Infinite Jest, Ben thought, reeling a little. He knew because he and Brody had read the book at the same time, while he was on his first deployment. They did nothing but throw quotes at each other for three months while getting through the massive tome. Ben had liked it; Brody had loved it. How did this guy know? Ben refocused on the pulpit.
“My brother lived these words, every day. He was always ready to learn, and he wasn’t afraid of failure if it meant he would eventually improve as a result. He shared that philosophy with his family, and I know that I, at least, benefitted from it.” He smiled, and Ben went a little limp in his seat at the sight of Ryan Kuzniar—because that was who this had to be, Brody only had one brother and now that Ben was paying attention, he could see the strong resemblance they shared—smiling that perfect smile. It wasn’t broad, but it was still bright.
“Another of his favorites from that book was the saying that no single, individual moment is in and of itself unendurable, and I think that’s something we could all stand to remember today.” Ryan’s eyes were shiny, and new tears fell into old tracks already on his face, but he kept his smile. “It’s hard,” he said, more softly now. “It’s hard not to give up and scream and swear and make other people be strong for you, but Brody would never have put that burden onto someone else if the roles were reversed, and he’s always been my role model, so…” Ryan inhaled deeply. “So I’m doing my best.” He shrugged a little. “That’s all any of us can do.”
He stepped down from the pulpit, and losing sight of him was almost painful to Ben. He didn’t have time to dwell on it; the pastor was back at the helm, and his voice rang to the rafters.
“The family has decided to hold their reception here in the Fellowship Hall instead of at their home. After they’ve exited first, please feel free to head downstairs and join them in remembering our brother in Christ, Brody. There’s plenty of food too, thanks to all you ladies, so don’t stint.” He smiled briefly, then said, “Now, if you would all follow me in the Lord’s Prayer…”
Ben let the murmured words of the congregation flow around him, focusing instead on the calm he felt following Ryan’s brief, genuine speech. That, those words had been exactly what Ben had needed. They grounded him; they gave him the sense of connection that he, not a member of this church, not a member of this community, had been sorely lacking.

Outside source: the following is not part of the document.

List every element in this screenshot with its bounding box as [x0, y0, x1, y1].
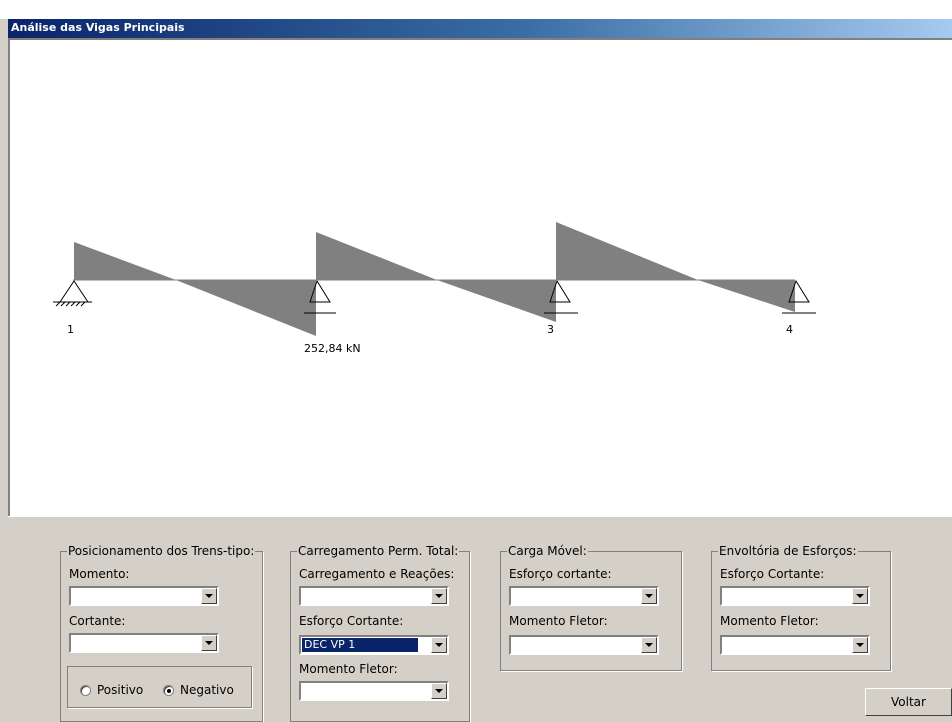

After the final amen, the organ began playing again and the front two rows of people stood up, turned and began to file down the center aisle. Ben watched them avidly, hoping for another glimpse of Ryan, but he was sandwiched in the middle of the crowd, and the only bit of him that Ben saw was the top of his head, slicked down and shiny. Once they were gone, the rest of the people began to get up and leave.
Ben sighed. That was it, really. He could go now, if he wanted to. It might be better if he did; the family was going to be swamped with sympathy, he probably wouldn’t get closer than five feet to any of them. He could leave, take his invitation with him and never know who had sent it, and that would be…
Unacceptable. It was a mystery, and Ben hated an unsolved mystery.
Greg turned and looked at him. “Are you coming to the reception, son?” he asked kindly.
“Yes,” Ben replied. “Yes, I think I am.”